On February 28, 1962, four days before the scheduled appearance of Fats Domino and his band on "The Ed Sullivan Show", road manager Billy Diamond arrived at the Hotel Theresa in Harlem to pick up the members of Fats Domino's band. Getting no response from a knock on Papoose Nelson's door Diamond requested the bell captain open the door. They found the guitarist lying on the bed with a needle in his arm, dead from a heroin overdose at the age of twenty-nine. Domino had Diamond call Nelson's father, then the police. Aware that a drug overdose death could damage Domino's reputation and cancel the Sullivan date, Diamond claimed he bribed a "Jet" magazine reporter to write that Nelson died of a heart attack.

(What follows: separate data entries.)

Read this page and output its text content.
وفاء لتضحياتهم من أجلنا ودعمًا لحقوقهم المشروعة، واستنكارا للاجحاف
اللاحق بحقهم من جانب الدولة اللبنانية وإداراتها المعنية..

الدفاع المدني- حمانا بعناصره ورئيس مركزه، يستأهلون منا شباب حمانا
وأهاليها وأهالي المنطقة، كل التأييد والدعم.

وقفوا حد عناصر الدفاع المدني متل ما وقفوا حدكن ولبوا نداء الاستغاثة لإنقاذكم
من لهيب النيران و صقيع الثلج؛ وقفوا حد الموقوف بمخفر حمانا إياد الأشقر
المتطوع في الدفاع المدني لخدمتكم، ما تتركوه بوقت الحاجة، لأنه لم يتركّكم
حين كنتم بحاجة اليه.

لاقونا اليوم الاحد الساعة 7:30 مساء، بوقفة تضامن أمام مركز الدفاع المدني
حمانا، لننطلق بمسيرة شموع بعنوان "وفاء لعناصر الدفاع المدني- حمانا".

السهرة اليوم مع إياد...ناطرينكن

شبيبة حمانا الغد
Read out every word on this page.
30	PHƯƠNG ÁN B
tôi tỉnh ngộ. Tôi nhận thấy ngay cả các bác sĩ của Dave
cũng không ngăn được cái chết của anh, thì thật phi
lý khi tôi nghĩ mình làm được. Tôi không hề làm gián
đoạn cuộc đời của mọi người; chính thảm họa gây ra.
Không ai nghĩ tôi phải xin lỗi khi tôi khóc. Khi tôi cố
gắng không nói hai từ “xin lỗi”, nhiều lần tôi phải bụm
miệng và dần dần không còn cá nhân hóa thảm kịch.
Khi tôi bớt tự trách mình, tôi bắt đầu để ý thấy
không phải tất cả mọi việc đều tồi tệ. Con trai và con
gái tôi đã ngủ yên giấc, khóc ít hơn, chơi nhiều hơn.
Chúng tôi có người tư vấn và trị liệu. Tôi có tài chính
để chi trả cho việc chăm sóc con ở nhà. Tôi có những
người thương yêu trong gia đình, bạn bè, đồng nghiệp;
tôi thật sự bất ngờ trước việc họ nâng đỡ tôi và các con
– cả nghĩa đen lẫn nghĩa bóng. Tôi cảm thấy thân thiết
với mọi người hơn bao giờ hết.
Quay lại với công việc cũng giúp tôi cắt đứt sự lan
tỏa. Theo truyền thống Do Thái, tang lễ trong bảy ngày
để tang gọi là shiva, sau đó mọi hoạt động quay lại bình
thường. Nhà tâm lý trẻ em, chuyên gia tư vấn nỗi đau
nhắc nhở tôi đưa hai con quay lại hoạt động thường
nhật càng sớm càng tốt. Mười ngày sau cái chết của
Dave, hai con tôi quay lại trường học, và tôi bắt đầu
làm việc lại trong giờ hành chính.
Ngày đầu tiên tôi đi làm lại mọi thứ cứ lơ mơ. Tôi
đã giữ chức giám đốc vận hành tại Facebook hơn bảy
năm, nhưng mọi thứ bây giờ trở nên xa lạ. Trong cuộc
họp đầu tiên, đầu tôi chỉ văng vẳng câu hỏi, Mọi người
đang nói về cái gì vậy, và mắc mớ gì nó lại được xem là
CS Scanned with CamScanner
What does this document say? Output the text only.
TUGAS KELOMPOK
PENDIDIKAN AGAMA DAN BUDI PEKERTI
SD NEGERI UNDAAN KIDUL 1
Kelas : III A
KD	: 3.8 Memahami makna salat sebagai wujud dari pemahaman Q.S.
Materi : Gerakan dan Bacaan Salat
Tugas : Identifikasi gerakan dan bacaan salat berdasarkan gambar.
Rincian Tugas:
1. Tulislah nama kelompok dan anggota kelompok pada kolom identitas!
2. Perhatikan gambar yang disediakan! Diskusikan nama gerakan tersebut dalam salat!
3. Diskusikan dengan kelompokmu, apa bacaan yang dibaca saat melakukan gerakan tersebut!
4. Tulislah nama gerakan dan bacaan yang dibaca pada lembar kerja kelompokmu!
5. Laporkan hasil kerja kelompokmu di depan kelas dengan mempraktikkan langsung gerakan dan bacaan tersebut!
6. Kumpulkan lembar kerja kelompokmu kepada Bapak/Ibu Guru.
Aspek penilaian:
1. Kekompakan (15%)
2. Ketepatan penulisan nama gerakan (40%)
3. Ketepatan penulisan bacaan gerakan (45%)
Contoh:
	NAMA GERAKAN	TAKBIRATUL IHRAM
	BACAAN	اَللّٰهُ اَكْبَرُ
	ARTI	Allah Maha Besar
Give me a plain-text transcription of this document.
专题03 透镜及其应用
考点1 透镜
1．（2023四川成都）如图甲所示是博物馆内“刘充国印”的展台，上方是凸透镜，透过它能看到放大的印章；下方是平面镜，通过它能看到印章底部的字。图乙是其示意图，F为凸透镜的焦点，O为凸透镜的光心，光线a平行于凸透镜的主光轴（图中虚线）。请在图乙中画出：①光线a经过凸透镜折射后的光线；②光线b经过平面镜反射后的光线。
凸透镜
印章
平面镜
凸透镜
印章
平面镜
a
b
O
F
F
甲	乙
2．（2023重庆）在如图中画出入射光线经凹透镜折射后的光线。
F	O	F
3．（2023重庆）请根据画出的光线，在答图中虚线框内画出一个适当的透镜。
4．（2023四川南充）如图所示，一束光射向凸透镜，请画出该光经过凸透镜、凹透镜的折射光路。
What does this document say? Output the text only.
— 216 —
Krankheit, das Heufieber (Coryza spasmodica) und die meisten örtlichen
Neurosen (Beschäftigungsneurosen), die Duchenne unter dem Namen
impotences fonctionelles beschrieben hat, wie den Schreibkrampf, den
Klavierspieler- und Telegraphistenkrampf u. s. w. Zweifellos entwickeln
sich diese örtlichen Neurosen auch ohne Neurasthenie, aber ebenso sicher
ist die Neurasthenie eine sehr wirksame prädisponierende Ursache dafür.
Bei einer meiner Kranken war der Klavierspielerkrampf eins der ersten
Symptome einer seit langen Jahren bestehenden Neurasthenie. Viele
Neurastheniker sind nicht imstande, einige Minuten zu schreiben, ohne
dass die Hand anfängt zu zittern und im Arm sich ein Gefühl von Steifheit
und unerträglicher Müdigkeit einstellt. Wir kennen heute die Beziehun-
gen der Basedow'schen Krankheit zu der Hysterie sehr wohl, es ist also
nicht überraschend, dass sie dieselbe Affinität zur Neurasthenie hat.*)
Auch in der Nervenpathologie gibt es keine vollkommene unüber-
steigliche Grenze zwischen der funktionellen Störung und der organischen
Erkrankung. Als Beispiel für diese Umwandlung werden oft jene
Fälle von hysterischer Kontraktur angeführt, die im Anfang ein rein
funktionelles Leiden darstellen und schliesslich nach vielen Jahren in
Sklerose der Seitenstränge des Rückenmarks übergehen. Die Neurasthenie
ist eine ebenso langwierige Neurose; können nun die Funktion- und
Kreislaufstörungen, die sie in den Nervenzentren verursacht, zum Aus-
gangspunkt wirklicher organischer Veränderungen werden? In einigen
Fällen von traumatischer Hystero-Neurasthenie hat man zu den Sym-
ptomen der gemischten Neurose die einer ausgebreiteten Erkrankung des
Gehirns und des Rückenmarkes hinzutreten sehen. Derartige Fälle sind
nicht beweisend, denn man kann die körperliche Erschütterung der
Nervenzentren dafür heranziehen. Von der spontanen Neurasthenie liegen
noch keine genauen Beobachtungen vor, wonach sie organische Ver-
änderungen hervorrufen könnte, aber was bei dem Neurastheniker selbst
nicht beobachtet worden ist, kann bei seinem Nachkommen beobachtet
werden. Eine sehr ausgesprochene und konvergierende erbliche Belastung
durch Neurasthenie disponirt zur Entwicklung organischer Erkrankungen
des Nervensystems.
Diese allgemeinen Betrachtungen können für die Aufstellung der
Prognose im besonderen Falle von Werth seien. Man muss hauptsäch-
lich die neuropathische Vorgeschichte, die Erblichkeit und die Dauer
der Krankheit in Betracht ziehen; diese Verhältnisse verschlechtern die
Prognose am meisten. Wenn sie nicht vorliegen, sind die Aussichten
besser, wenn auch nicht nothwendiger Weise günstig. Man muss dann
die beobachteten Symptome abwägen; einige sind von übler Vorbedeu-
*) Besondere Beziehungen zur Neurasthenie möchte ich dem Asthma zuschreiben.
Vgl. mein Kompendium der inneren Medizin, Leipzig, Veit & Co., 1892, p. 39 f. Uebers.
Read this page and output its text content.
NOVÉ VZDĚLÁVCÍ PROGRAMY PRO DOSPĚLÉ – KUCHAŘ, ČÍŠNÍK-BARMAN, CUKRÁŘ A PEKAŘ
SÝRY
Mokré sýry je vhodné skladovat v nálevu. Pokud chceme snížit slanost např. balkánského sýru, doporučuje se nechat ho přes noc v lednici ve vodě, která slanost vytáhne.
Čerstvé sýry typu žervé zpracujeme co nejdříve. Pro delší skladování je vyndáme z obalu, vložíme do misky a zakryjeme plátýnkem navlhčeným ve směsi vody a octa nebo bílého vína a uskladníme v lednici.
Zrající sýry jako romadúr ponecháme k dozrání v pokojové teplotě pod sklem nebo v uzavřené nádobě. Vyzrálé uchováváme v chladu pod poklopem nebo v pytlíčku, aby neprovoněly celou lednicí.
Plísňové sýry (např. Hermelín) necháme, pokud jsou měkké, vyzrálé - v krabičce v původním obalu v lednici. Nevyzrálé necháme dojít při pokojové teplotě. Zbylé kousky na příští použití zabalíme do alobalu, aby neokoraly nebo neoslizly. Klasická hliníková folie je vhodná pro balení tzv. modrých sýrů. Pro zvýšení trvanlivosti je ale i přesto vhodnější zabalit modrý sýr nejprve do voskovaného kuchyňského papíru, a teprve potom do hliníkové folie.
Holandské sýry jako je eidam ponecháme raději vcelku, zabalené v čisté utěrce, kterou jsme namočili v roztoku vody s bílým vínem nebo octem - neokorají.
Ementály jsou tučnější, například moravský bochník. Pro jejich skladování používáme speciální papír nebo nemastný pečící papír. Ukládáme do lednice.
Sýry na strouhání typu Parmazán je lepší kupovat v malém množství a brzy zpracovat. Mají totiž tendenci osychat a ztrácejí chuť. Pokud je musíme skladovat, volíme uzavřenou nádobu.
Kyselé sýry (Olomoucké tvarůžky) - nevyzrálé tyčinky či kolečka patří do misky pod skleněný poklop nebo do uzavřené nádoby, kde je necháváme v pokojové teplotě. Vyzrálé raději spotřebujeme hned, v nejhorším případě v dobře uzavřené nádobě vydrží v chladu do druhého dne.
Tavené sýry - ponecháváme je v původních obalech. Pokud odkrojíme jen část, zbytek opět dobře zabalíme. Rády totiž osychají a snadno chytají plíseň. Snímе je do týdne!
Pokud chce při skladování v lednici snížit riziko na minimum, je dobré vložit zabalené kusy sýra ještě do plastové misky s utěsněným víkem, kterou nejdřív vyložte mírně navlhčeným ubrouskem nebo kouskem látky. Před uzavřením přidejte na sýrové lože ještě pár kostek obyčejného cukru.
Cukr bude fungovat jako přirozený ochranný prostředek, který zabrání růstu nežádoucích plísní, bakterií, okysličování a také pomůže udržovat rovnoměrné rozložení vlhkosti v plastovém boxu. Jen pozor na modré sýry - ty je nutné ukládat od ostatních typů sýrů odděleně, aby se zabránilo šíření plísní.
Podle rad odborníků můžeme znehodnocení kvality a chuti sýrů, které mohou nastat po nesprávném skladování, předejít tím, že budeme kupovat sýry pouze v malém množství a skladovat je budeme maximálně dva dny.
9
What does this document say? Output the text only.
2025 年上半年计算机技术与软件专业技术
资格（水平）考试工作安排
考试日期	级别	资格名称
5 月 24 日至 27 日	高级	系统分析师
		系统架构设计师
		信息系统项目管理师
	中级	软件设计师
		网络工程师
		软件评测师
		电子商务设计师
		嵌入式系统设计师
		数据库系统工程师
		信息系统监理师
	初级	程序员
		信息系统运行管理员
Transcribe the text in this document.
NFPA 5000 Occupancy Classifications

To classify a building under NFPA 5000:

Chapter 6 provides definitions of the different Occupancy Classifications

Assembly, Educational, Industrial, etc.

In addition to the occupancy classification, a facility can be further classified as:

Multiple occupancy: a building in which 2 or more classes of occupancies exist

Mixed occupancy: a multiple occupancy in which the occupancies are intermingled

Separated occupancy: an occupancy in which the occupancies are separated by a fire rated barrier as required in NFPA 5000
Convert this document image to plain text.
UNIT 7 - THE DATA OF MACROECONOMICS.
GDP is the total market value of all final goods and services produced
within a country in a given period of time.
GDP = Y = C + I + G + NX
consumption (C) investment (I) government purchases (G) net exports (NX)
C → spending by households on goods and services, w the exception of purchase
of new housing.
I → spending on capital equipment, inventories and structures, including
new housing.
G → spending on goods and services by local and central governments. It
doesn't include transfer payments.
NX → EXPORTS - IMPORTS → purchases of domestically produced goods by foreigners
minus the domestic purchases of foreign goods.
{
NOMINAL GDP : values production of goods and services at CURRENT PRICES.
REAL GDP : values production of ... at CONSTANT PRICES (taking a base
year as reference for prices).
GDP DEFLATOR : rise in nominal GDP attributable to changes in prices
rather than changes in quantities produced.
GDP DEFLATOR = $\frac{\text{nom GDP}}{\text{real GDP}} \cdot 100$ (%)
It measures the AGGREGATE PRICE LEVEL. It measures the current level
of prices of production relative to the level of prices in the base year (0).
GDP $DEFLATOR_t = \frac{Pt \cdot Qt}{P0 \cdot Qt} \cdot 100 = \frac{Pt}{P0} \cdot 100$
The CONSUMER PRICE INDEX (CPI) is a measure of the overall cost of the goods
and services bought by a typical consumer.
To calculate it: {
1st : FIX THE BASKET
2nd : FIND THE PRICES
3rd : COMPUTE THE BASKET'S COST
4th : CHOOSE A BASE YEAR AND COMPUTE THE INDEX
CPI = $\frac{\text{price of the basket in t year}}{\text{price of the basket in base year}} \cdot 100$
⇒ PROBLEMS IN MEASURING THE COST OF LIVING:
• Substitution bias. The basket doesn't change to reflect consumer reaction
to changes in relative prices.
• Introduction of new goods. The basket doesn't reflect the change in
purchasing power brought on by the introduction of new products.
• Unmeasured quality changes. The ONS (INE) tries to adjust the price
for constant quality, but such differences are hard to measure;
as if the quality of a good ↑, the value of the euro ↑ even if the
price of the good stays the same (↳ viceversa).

The Olympia Brass Band led a traditional jazz funeral for Walter C. "Papoose" Nelson, Jr. on March 10, 1962, with family, friends, and members the American Federation of Musicians Local No. 496 present. Saxophonist Harold Dejan as a teenager had played with the Olympia Serenaders, an ensemble modeled after the original Olympia Brass Band of the 1880s. He revived the Olympia Brass Band, which played in the traditional parade style. Nelson's was their first jazz funeral. The procession began at Alphonse Picou's Restaurant and Bar in Treme. Papoose's wife Earline Hall Nelson and their four children, his parents Walter, Sr. and Edna Nelson, brothers Lawrence, Warren, and four sisters attended the service. Fats Domino and his band were on the road and missed the funeral. Papoose is buried in Holt Cemetery in New Orleans.